Wanita ini memiliki nama lengkap Asma binti Yazid bin Sakan bin
Rafi’ bin Imri’il Qais bin Zaid bin Abdul Asyhal Al Anshariyah Al Ausiyah Al
Asyhaliyah. Ia putri paman Mu’adz bin Jabal.
Asma dikenal sebagai sosok yang cerdas dan kaya hikmah. Ia juga
pintar dan memiliki wawasan luas tentang urusan wanita dan laki-laki. Asma’
binti Yazid adalah sosok wanita yang berani menyatakan kebenaran dan melawan
kebatilan, pandai mengajukan pertanyaan serta memahami maksud ucapan lantaran
kecerdasannya, semangatnya menuntut ilmu dan belajar dari Rasulullah.
Karenanya tak heran, jika para sahabat wanita dahulu kerap
mengirimnya kepada Rasulullah guna menanyakan seputar perkara dunia dan agama
yang khusus berkaitan dengan diri mereka. Ia juga mengombinasikan berbagai sisi
kelebihan dan karakter positif yang membuat sejarah mengabadikan namanya dalam
barisan orang-orang yang berpengaruh.
Asma binti Yazid adalah sahabat yang masuk Islam di tahun
pertama hijriah.
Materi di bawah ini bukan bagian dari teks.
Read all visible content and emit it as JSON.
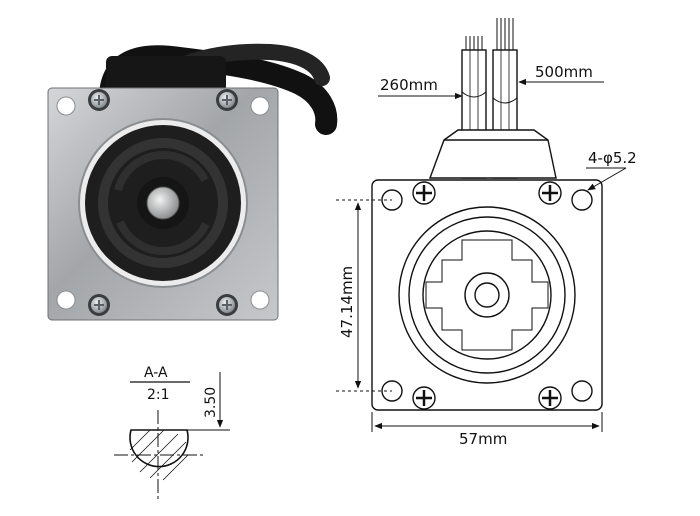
{
  "drawing": {
    "cable_a_length": "260mm",
    "cable_b_length": "500mm",
    "hole_spec": "4-φ5.2",
    "hole_spacing": "47.14mm",
    "frame_width": "57mm",
    "section_label": "A-A",
    "section_scale": "2:1",
    "flat_depth": "3.50"
  },
  "colors": {
    "line": "#111111",
    "frame_metal": "#a7a9ab",
    "rubber": "#1c1c1c",
    "screw": "#c9ced3"
  },
  "icons": [
    "motor-photo",
    "screw-icon",
    "shaft-icon"
  ]
}
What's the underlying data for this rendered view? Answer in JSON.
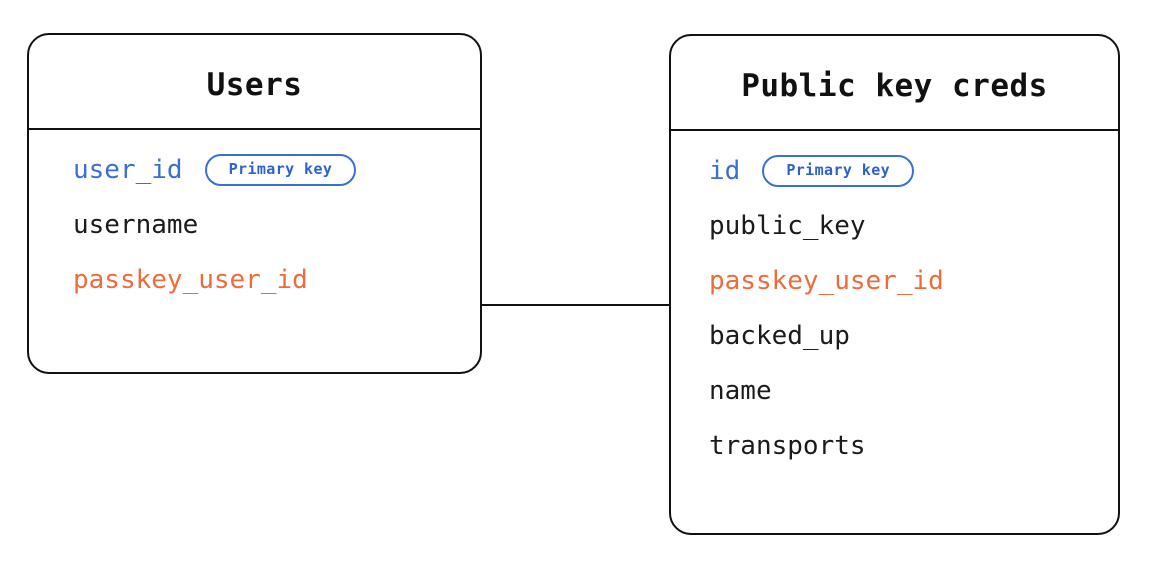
{
  "diagram": {
    "type": "entity-relationship",
    "background": "#ffffff"
  },
  "colors": {
    "border": "#111111",
    "text": "#1b1b1b",
    "primary_key": "#3b6fd4",
    "foreign_key": "#ef6c3a",
    "badge_text": "#2f62c9",
    "badge_border": "#3b6fd4",
    "badge_fill": "#ffffff",
    "connector": "#111111"
  },
  "entities": [
    {
      "id": "users",
      "title": "Users",
      "attributes": [
        {
          "name": "user_id",
          "role": "key",
          "badge": "Primary key"
        },
        {
          "name": "username",
          "role": "plain",
          "badge": null
        },
        {
          "name": "passkey_user_id",
          "role": "fk",
          "badge": null
        }
      ]
    },
    {
      "id": "credentials",
      "title": "Public key creds",
      "attributes": [
        {
          "name": "id",
          "role": "key",
          "badge": "Primary key"
        },
        {
          "name": "public_key",
          "role": "plain",
          "badge": null
        },
        {
          "name": "passkey_user_id",
          "role": "fk",
          "badge": null
        },
        {
          "name": "backed_up",
          "role": "plain",
          "badge": null
        },
        {
          "name": "name",
          "role": "plain",
          "badge": null
        },
        {
          "name": "transports",
          "role": "plain",
          "badge": null
        }
      ]
    }
  ],
  "relationships": [
    {
      "id": "users-to-credentials",
      "from": "users.passkey_user_id",
      "to": "credentials.passkey_user_id",
      "style": "straight-line"
    }
  ]
}
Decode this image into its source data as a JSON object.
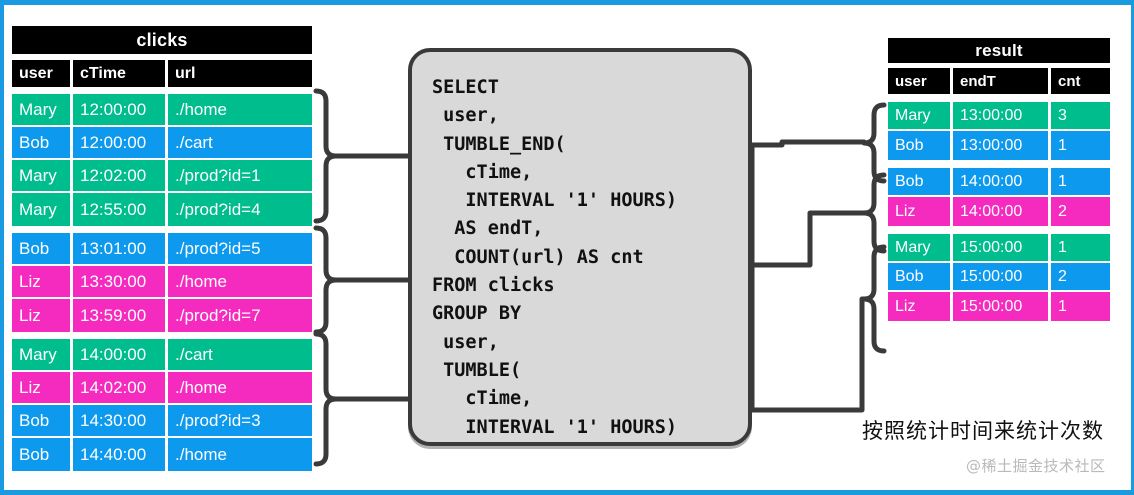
{
  "frame": {
    "border_color": "#1a9ae0"
  },
  "colors": {
    "green": "#00bd8e",
    "blue": "#0d9aee",
    "pink": "#f52bc0",
    "header_bg": "#000000",
    "sql_bg": "#d9d9d9",
    "sql_border": "#3a3a3a"
  },
  "clicks_table": {
    "title": "clicks",
    "columns": [
      "user",
      "cTime",
      "url"
    ],
    "groups": [
      {
        "rows": [
          {
            "user": "Mary",
            "cTime": "12:00:00",
            "url": "./home",
            "color": "green"
          },
          {
            "user": "Bob",
            "cTime": "12:00:00",
            "url": "./cart",
            "color": "blue"
          },
          {
            "user": "Mary",
            "cTime": "12:02:00",
            "url": "./prod?id=1",
            "color": "green"
          },
          {
            "user": "Mary",
            "cTime": "12:55:00",
            "url": "./prod?id=4",
            "color": "green"
          }
        ]
      },
      {
        "rows": [
          {
            "user": "Bob",
            "cTime": "13:01:00",
            "url": "./prod?id=5",
            "color": "blue"
          },
          {
            "user": "Liz",
            "cTime": "13:30:00",
            "url": "./home",
            "color": "pink"
          },
          {
            "user": "Liz",
            "cTime": "13:59:00",
            "url": "./prod?id=7",
            "color": "pink"
          }
        ]
      },
      {
        "rows": [
          {
            "user": "Mary",
            "cTime": "14:00:00",
            "url": "./cart",
            "color": "green"
          },
          {
            "user": "Liz",
            "cTime": "14:02:00",
            "url": "./home",
            "color": "pink"
          },
          {
            "user": "Bob",
            "cTime": "14:30:00",
            "url": "./prod?id=3",
            "color": "blue"
          },
          {
            "user": "Bob",
            "cTime": "14:40:00",
            "url": "./home",
            "color": "blue"
          }
        ]
      }
    ]
  },
  "sql": {
    "code": "SELECT\n user,\n TUMBLE_END(\n   cTime,\n   INTERVAL '1' HOURS)\n  AS endT,\n  COUNT(url) AS cnt\nFROM clicks\nGROUP BY\n user,\n TUMBLE(\n   cTime,\n   INTERVAL '1' HOURS)"
  },
  "result_table": {
    "title": "result",
    "columns": [
      "user",
      "endT",
      "cnt"
    ],
    "groups": [
      {
        "rows": [
          {
            "user": "Mary",
            "endT": "13:00:00",
            "cnt": "3",
            "color": "green"
          },
          {
            "user": "Bob",
            "endT": "13:00:00",
            "cnt": "1",
            "color": "blue"
          }
        ]
      },
      {
        "rows": [
          {
            "user": "Bob",
            "endT": "14:00:00",
            "cnt": "1",
            "color": "blue"
          },
          {
            "user": "Liz",
            "endT": "14:00:00",
            "cnt": "2",
            "color": "pink"
          }
        ]
      },
      {
        "rows": [
          {
            "user": "Mary",
            "endT": "15:00:00",
            "cnt": "1",
            "color": "green"
          },
          {
            "user": "Bob",
            "endT": "15:00:00",
            "cnt": "2",
            "color": "blue"
          },
          {
            "user": "Liz",
            "endT": "15:00:00",
            "cnt": "1",
            "color": "pink"
          }
        ]
      }
    ]
  },
  "caption": {
    "text": "按照统计时间来统计次数"
  },
  "watermark": {
    "text": "@稀土掘金技术社区"
  }
}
Ia serius menjalankan ajaran Islam, tulus meyakini Allah dan
mengucapkan bai’at Islam dengan Rasulullah bersama para wanita yang
membai’atnya. Sebagaimana tersebut dalam salah satu ayat surat Al Mumtahanah,
يٰٓاَيُّهَا
النَّبِيُّ اِذَا جَاۤءَكَ الْمُؤْمِنٰتُ يُبَايِعْنَكَ عَلٰٓى اَنْ لَّا
يُشْرِكْنَ بِاللّٰهِ شَيْـًٔا وَّلَا يَسْرِقْنَ وَلَا يَزْنِيْنَ وَلَا
يَقْتُلْنَ اَوْلَادَهُنَّ وَلَا يَأْتِيْنَ بِبُهْتَانٍ يَّفْتَرِيْنَهٗ بَيْنَ
اَيْدِيْهِنَّ وَاَرْجُلِهِنَّ وَلَا يَعْصِيْنَكَ فِيْ مَعْرُوْفٍ فَبَايِعْهُنَّ
وَاسْتَغْفِرْ لَهُنَّ اللّٰهَۗ اِنَّ اللّٰهَ غَفُوْرٌ رَّحِيْمٌ
“Hai
Nabi, apabila datang kepadamu perempuan-perempuan yang beriman untuk mengadakan
janji setia, bahwa mereka tidak akan mempersekutukan sesuatupun dengan Allah,
tidak akan mencuri, tidak akan berzina, tidak akan membunuh anak-anaknya, tidak
akan berbuat dusta yang mereka ada-adakan antara tangan dan kaki mereka dan
tidak akan mendurhakaimu dalam urusan yang baik, maka terimalah janji setia
mereka dan mohonkanlah ampunan kepada Allah untuk mereka. Sesungguhnya Allah
Maha Pengampun lagi Maha Penyayang.” (QS. Al Mumtahanah: 12)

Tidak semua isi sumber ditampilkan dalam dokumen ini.